The microwave oven ping'd politely. Shortly after, Max turned with two hot mugs of coffee and a penetrating glance. "You don't look too spooked today, despite the ... death."

Temple took her mug before the handle got too hot for him to hold. She moved quickly into the living room to set it down on the sofa table.


"I'm not spooked. Maybe I'm jaded. But... Gandolph didn't die brutally. Just slipped away.

One of the other women swooned, so I wasn't surprised to see 'her' slumped over after the Houdini routine. It took everyone there a while to realize he was dead."

She sat on one end of the couch, Max coming toward her. Midnight Louie jumped up to stretch out full-length on mid-couch. Max paused, then sat on the opposite end.

"I'm not much for house pets."

"Louie is not a pet."

"What is he, then?"

"An old friend who wanders in and out.
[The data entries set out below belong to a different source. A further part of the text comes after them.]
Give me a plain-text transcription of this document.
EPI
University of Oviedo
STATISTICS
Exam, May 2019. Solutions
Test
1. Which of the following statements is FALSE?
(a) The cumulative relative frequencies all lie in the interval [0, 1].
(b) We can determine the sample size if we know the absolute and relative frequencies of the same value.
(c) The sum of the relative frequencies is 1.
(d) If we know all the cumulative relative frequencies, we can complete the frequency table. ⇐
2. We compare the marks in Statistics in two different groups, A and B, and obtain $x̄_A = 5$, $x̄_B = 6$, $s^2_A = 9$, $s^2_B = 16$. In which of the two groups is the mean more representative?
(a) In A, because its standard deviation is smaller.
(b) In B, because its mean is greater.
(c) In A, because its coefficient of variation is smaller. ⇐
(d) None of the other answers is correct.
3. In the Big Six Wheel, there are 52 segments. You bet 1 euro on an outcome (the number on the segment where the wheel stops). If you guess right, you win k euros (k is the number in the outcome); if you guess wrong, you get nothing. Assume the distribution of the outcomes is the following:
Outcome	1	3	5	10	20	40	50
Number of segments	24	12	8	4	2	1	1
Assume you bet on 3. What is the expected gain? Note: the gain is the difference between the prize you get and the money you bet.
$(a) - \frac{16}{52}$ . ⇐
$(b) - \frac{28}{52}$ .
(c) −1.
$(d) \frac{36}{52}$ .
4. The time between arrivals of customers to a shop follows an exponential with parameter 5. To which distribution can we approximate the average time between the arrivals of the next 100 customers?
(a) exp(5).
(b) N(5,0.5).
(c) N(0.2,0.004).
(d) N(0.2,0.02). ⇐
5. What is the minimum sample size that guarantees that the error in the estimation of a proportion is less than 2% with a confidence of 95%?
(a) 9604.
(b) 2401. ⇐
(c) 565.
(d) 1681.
He had his haunts, excuse the expression, before I ever brought him home, and he likes to visit them."

"Not the haunted house, though?"

"I don't know. He could have shown up there before."

"Does he always follow you somehow?"

"No, sometimes he asks to ride along. Other times he's there before me."

"He 'asks' to ride along?"

She sipped and nodded. "Cats ask for things, just like dogs. Only they don't bark."

"That's an advantage," Max admitted. He leaned back into the sofa. "This would feel like Sunday morning if we had the funny papers."

Temple nodded, not trusting herself to deliver the next line and afraid what it might lead to.

Aw, heck, why not find out what it might lead to? They both admitted that they were still monogamous. The morality police had other crimes of the libido to pursue. ...

The doorbell rang. Max jumped up. Louie didn't.

Max was in the bedroom before Temple could say, "Three, four, open the door."

In that many seconds, she did, still carrying her mug.

Matt stood there.

Saved by the bell and Devine intervention, Temple thought with a rueful smile.